Il y a 50 ans, un hamburger garni d’une curieuse sauce faisait son apparition dans les McDonald’s des États-Unis et du Canada. Après avoir propulsé l’expansion de l’entreprise à l’étranger et avoir généré des ventes faramineuses, le Big Mac est aujourd’hui le sandwich le plus connu du monde. Comment expliquer cet engouement qu’aucun autre restaurateur n’a réussi à reproduire ?

Un mets phare

Pour certains, il s’agit d’un emblème, d’un symbole de la culture américaine au même titre que l’iPhone et les jeans Levi’s. D’autres y voient un mets signature unique ou réconfortant. Pour d’autres, c’est de la simple malbouffe. Mais impossible de nier la grande notoriété et le pouvoir d’attraction du Big Mac auprès de toutes les générations, et ce, partout dans le monde.

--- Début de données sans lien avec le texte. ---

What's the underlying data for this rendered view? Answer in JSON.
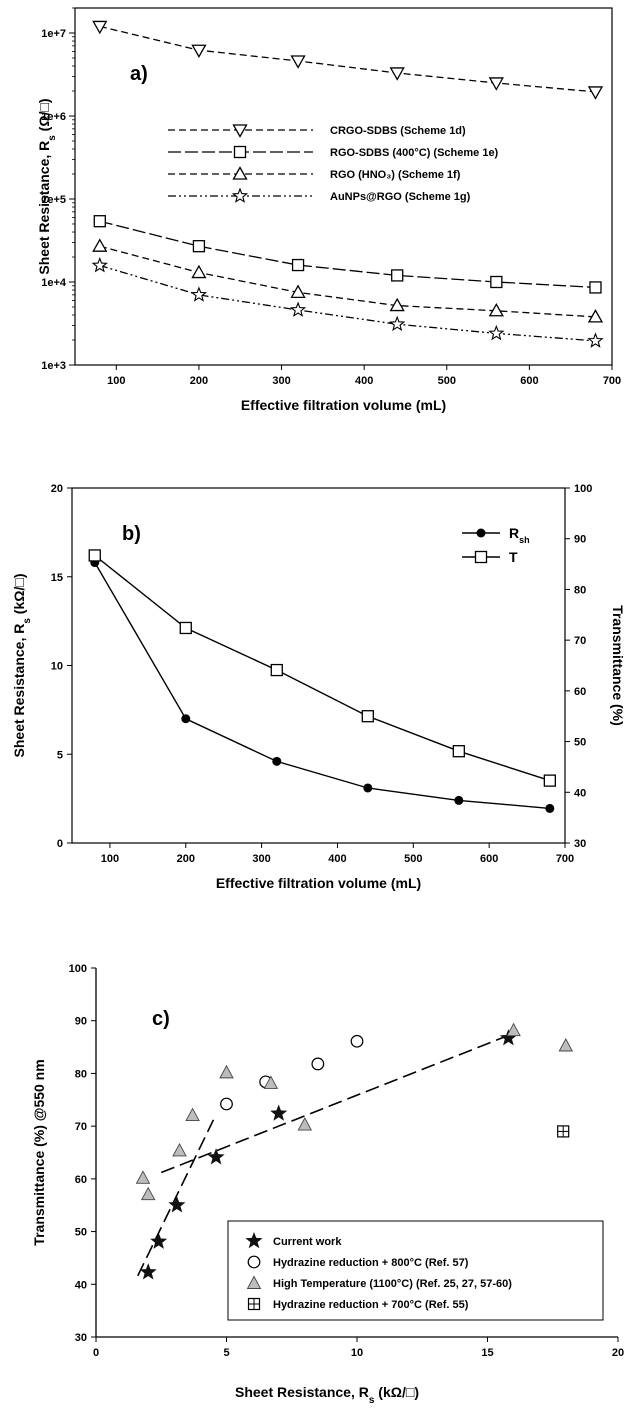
{
  "chart_data": [
    {
      "type": "line",
      "panel_label": "a)",
      "xlabel": "Effective filtration volume (mL)",
      "ylabel": "Sheet Resistance, R",
      "ylabel_sub": "s",
      "ylabel_unit": " (Ω/□)",
      "xlim": [
        50,
        700
      ],
      "x_ticks": [
        100,
        200,
        300,
        400,
        500,
        600,
        700
      ],
      "y_scale": "log",
      "ylim": [
        1000,
        20000000
      ],
      "y_tick_values": [
        1000,
        10000,
        100000,
        1000000,
        10000000
      ],
      "y_tick_labels": [
        "1e+3",
        "1e+4",
        "1e+5",
        "1e+6",
        "1e+7"
      ],
      "legend_position": "middle",
      "x": [
        80,
        200,
        320,
        440,
        560,
        680
      ],
      "series": [
        {
          "name": "CRGO-SDBS (Scheme 1d)",
          "marker": "triangle-down",
          "dash": "7,4",
          "values": [
            12000000,
            6200000,
            4600000,
            3300000,
            2500000,
            1950000
          ]
        },
        {
          "name": "RGO-SDBS (400°C) (Scheme 1e)",
          "marker": "square",
          "dash": "13,4",
          "values": [
            54000,
            27000,
            16000,
            12000,
            10000,
            8600
          ]
        },
        {
          "name": "RGO (HNO₃) (Scheme 1f)",
          "marker": "triangle-up",
          "dash": "7,4",
          "values": [
            27000,
            13000,
            7500,
            5200,
            4500,
            3800
          ]
        },
        {
          "name": "AuNPs@RGO (Scheme 1g)",
          "marker": "star",
          "dash": "8,3,2,3,2,3",
          "values": [
            15800,
            7000,
            4600,
            3100,
            2400,
            1950
          ]
        }
      ]
    },
    {
      "type": "line",
      "panel_label": "b)",
      "xlabel": "Effective filtration volume (mL)",
      "ylabel": "Sheet Resistance, R",
      "ylabel_sub": "s",
      "ylabel_unit": " (kΩ/□)",
      "y2label": "Transmittance (%)",
      "xlim": [
        50,
        700
      ],
      "x_ticks": [
        100,
        200,
        300,
        400,
        500,
        600,
        700
      ],
      "ylim": [
        0,
        20
      ],
      "y_ticks": [
        0,
        5,
        10,
        15,
        20
      ],
      "y2lim": [
        30,
        100
      ],
      "y2_ticks": [
        30,
        40,
        50,
        60,
        70,
        80,
        90,
        100
      ],
      "legend_position": "top-right",
      "x": [
        80,
        200,
        320,
        440,
        560,
        680
      ],
      "series": [
        {
          "name": "R",
          "name_sub": "sh",
          "axis": "left",
          "marker": "filled-circle",
          "values": [
            15.8,
            7.0,
            4.6,
            3.1,
            2.4,
            1.95
          ]
        },
        {
          "name": "T",
          "axis": "right",
          "marker": "square",
          "values": [
            86.7,
            72.4,
            64.1,
            55.0,
            48.1,
            42.3
          ]
        }
      ]
    },
    {
      "type": "scatter",
      "panel_label": "c)",
      "xlabel": "Sheet Resistance, R",
      "xlabel_sub": "s",
      "xlabel_unit": " (kΩ/□)",
      "ylabel": "Transmittance (%) @550 nm",
      "xlim": [
        0,
        20
      ],
      "x_ticks": [
        0,
        5,
        10,
        15,
        20
      ],
      "ylim": [
        30,
        100
      ],
      "y_ticks": [
        30,
        40,
        50,
        60,
        70,
        80,
        90,
        100
      ],
      "legend_position": "bottom-right",
      "series": [
        {
          "name": "Current work",
          "marker": "star",
          "points": [
            [
              2.0,
              42.3
            ],
            [
              2.4,
              48.1
            ],
            [
              3.1,
              55.0
            ],
            [
              4.6,
              64.1
            ],
            [
              7.0,
              72.4
            ],
            [
              15.8,
              86.7
            ]
          ]
        },
        {
          "name": "Hydrazine reduction + 800°C (Ref. 57)",
          "marker": "circle",
          "points": [
            [
              5.0,
              74.2
            ],
            [
              6.5,
              78.4
            ],
            [
              8.5,
              81.8
            ],
            [
              10.0,
              86.1
            ]
          ]
        },
        {
          "name": "High Temperature (1100°C) (Ref. 25, 27, 57-60)",
          "marker": "triangle-up",
          "points": [
            [
              1.8,
              60.2
            ],
            [
              2.0,
              57.1
            ],
            [
              3.2,
              65.4
            ],
            [
              3.7,
              72.1
            ],
            [
              5.0,
              80.2
            ],
            [
              6.7,
              78.2
            ],
            [
              8.0,
              70.3
            ],
            [
              16.0,
              88.2
            ],
            [
              18.0,
              85.3
            ]
          ]
        },
        {
          "name": "Hydrazine reduction + 700°C (Ref. 55)",
          "marker": "square-plus",
          "points": [
            [
              17.9,
              69.0
            ]
          ]
        }
      ],
      "trend_lines": [
        {
          "style": "dashed",
          "points": [
            [
              1.6,
              41.6
            ],
            [
              4.5,
              71.2
            ]
          ]
        },
        {
          "style": "dashed",
          "points": [
            [
              2.5,
              61.2
            ],
            [
              16.1,
              87.8
            ]
          ]
        }
      ]
    }
  ]
}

Le secret ? « Si on le savait, on le reproduirait ! », lance en riant Alain Girard, sociologue et chercheur à l’Institut de tourisme et d’hôtellerie du Québec (ITHQ).

Plus sérieusement, il y voit à la fois « un symbole du capitalisme triomphant et de la vie américaine », un « produit spécial » qui fait maintenant partie « de la culture pop ».

« Le Big Mac a échappé à McDo. Il a sa propre vie dans la culture pop, la musique, le film, le roman. Il a une vie autonome. Il en est venu à symboliser les États-Unis à lui seul. »

— Alain Girard, sociologue et chercheur à l’ITHQ

Indissociable de « la marque iconique américaine McDonald’s », le Big Mac doit une partie de son succès à sa capacité de faire rêver les clients aux quatre coins du monde, note Jean-François Ouellet, professeur de marketing à HEC Montréal. « Tu n’iras peut-être jamais aux États-Unis de ta vie parce que tu n’en as pas les moyens, mais en mangeant un Big Mac, tu te rapproches un peu de la statue de la Liberté. »

Vu son immense succès, le Big Mac est « LE produit phare » que tous les restaurateurs rêvent d’inventer, dit le professeur Jordan LeBel, expert en marketing alimentaire à l’Université Concordia. Or, « c’est plus compliqué qu’on pense de développer un mets signature. D’ailleurs, est-ce qu’un autre restaurateur a réussi à en créer un qui a eu la longévité du Big Mac ? Je suis incapable d’en nommer un ».

Une affaire de goût

Tous s’entendent pour dire que le Big Mac n’aurait pu avoir le succès international qu’on lui connaît uniquement avec des campagnes de marketing redoutables. Le goût y est forcément « pour quelque chose », soutient Jordan LeBel.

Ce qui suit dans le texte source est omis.